Pixlrun | Latest in Technology, AI, Gadgets & Science

The Experiment: Feeding AI Nonsense

Michael Vitevitch, a professor in the Speech, Language, and Hearing Department at the University of Kansas, decided to test the linguistic boundaries of ChatGPT with a clever three-stage experiment. Rather than trying to trick the AI for entertainment, he aimed to expose the true cognitive limitations of large language models (LLMs) like GPT.

The idea was simple but smart: What happens when you throw outdated, foreign-sounding, or completely made-up words at a language AI? Does it still make sense of them, or does it begin to “hallucinate” answers — something ChatGPT is known for?

Stage One: Obsolete Words and Hallucinations

In the first stage of the experiment, Vitevitch presented ChatGPT with 52 real but obsolete English words. These weren’t your everyday archaic terms — they included oddities like “upknocker,” a person whose job in the 1800s was to wake others up.

Here were the results:

✅ 36 words were defined correctly.

🤷‍♂️ 11 words got “I don’t know” responses.

🌐 3 were incorrectly translated into other languages.

🚨 2 responses were full hallucinations — fake definitions that sounded confident but were entirely made up.

Vitevitch noted, “It did hallucinate on a couple of things… I guess it was trying to be helpful.” This part of the test showed that while LLMs have impressive memory, they are not infallible — and we shouldn’t take their word as gospel, especially for uncommon or outdated language.

Stage Two: The Foreign Sound Trap

For the second stage, Vitevitch turned to real Spanish words and asked ChatGPT to list English words that sounded similar — a classic psycholinguistic method used on humans. But unlike human subjects, ChatGPT frequently responded with more Spanish.

This exposed a major difference between human cognition and AI logic. Instead of comparing phonetic similarity the way humans do, ChatGPT leaned on cross-language statistical associations — linking words that often appear together in multilingual data rather than how they actually sound.

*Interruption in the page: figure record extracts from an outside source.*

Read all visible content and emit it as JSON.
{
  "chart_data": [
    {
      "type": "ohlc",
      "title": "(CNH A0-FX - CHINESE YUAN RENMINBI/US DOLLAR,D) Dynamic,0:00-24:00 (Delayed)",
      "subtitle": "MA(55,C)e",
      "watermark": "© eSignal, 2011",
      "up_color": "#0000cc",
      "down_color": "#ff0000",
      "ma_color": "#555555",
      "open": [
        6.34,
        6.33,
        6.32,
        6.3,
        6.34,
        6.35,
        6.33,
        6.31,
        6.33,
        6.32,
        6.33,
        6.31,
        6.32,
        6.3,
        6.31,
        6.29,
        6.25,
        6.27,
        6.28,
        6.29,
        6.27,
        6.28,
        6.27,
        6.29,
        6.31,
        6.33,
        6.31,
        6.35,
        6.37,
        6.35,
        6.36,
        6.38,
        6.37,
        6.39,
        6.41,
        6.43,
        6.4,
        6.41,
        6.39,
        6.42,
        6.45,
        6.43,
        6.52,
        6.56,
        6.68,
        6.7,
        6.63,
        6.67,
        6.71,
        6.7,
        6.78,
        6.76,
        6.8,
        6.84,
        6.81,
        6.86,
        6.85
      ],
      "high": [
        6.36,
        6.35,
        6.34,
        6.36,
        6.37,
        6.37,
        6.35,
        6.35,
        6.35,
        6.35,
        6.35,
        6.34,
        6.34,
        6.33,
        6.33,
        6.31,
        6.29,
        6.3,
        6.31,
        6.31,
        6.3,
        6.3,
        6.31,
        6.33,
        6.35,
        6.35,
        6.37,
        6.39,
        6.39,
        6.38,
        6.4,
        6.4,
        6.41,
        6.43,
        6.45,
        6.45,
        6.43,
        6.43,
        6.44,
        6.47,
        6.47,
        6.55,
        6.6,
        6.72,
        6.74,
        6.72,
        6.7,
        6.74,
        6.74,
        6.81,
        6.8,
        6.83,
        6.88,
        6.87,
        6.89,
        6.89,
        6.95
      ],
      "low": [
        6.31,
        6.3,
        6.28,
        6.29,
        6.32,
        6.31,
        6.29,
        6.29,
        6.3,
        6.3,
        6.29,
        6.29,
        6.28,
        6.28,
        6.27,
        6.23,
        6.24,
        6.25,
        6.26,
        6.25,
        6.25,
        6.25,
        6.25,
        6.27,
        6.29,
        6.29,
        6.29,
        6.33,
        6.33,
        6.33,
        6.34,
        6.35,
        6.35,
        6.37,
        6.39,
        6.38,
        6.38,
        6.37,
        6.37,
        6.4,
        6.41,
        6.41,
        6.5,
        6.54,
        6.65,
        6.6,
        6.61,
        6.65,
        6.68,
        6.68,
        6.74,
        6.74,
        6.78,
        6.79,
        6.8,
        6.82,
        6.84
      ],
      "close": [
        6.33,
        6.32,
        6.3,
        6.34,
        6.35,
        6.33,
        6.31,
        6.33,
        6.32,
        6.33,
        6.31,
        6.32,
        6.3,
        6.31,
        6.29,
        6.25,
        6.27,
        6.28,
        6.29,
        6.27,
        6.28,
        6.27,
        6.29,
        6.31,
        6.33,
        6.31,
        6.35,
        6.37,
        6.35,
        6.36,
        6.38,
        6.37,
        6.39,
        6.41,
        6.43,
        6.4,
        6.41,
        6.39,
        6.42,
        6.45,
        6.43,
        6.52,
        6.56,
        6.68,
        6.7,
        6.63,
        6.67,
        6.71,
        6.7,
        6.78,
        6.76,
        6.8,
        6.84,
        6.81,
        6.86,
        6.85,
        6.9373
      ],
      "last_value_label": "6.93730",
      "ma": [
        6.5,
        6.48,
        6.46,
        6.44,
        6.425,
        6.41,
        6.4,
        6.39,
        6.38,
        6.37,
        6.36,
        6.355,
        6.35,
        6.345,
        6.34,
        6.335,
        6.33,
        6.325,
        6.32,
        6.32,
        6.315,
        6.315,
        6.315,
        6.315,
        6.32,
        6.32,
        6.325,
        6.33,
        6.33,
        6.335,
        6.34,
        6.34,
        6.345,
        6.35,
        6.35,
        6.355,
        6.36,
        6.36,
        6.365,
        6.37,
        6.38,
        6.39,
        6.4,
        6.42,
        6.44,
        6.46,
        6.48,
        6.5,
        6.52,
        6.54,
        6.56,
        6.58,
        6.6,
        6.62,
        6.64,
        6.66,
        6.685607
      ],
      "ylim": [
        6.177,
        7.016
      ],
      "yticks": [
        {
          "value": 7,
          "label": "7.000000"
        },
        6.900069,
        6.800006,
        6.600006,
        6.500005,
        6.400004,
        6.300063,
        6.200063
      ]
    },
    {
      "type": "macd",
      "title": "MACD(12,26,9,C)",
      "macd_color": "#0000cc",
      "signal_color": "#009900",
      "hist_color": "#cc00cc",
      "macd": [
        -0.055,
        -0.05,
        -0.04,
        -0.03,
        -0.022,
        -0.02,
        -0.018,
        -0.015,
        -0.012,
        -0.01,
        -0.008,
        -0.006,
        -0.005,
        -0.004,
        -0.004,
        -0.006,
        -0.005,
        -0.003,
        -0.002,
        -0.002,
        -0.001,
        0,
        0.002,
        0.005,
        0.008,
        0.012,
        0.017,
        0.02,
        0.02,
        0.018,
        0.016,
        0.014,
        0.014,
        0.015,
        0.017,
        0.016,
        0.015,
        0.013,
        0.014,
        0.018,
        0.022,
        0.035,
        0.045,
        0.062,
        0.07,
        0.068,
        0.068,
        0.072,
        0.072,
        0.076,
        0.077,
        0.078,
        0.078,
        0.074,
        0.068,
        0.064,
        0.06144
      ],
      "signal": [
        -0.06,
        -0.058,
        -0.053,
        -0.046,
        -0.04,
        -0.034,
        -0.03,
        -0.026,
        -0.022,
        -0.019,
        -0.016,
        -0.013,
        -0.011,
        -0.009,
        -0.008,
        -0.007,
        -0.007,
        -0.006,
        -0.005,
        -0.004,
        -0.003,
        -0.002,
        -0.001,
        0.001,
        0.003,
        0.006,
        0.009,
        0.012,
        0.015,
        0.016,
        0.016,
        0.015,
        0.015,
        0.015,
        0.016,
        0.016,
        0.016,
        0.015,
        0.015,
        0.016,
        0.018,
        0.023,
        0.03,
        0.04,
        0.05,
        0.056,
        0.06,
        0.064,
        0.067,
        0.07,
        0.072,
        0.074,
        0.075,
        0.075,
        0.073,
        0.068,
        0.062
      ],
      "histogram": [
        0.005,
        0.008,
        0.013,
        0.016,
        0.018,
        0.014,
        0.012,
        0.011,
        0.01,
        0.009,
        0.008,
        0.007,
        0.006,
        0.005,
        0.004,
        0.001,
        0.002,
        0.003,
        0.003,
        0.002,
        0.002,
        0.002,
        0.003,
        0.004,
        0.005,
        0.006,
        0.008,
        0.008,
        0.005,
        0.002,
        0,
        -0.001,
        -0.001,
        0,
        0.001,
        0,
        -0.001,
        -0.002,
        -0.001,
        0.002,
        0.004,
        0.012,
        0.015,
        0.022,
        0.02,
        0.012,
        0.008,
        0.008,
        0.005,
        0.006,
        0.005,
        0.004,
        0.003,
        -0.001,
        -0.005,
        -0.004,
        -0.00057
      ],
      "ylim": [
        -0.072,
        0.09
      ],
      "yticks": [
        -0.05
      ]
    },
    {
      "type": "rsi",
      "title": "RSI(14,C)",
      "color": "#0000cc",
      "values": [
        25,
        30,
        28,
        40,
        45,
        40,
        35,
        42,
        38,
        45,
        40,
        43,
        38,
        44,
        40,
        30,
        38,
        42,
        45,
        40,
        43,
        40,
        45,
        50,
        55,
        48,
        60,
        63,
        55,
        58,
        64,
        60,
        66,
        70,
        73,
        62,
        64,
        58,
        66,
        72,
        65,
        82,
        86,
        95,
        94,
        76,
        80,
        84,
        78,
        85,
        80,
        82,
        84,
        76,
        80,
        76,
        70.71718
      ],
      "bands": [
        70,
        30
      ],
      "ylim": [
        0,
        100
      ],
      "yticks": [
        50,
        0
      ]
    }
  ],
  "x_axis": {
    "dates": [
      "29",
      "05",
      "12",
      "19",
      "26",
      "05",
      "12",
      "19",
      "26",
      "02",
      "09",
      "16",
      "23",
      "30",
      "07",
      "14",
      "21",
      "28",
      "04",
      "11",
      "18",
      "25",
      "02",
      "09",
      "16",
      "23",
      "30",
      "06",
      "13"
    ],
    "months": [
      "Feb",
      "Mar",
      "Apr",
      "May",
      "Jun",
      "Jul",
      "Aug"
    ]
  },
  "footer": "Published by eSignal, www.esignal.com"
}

It also revealed a quirk in how LLMs process confusion: humans stick to the requested language even when unsure. But ChatGPT? It may “switch languages,” go off-topic, or even make things up — because it prioritizes pattern completion over strict linguistic boundaries.

Stage Three: Invented Words & English Sounding Terms

In the final stage, the professor tested ChatGPT with totally made-up words like “lexinize” and “stumblop.” These were designed with varying degrees of “English-likeness” using phonotactic probabilities — the likelihood that a sound combination is found in English.

ChatGPT was asked to rate each word from 1 (definitely not English-sounding) to 7 (very English-sounding). When compared with human participants’ scores, the AI’s judgments matched closely.

But that wasn’t the end.

Vitevitch also prompted the AI to invent new words for concepts that have no name in English. It succeeded, often using compounding or blending techniques similar to those found in actual language development.

Some of the most creative AI-generated words included:

Rousrage – anger felt after being suddenly woken up

Prideify – taking pride in someone else’s success

Lexinize – when a nonsense word starts gaining meaning

Stumblop – to trip over one’s own feet in an awkward way

What This Means for the Future of Language AI

Through this mix of nonsense, language theory, and machine learning, Vitevitch didn’t just aim to expose where ChatGPT fails — but where it might actually help.

By observing how the AI handles nonwords, obsolete language, and creative tasks, researchers can better understand when it’s useful for language-based work and when it’s simply parroting patterns. This helps define the line between mimicry and cognition.

The takeaway? ChatGPT’s strength isn’t in accuracy or logic, but in statistical fluency — and that can be both a powerful tool and a critical weakness.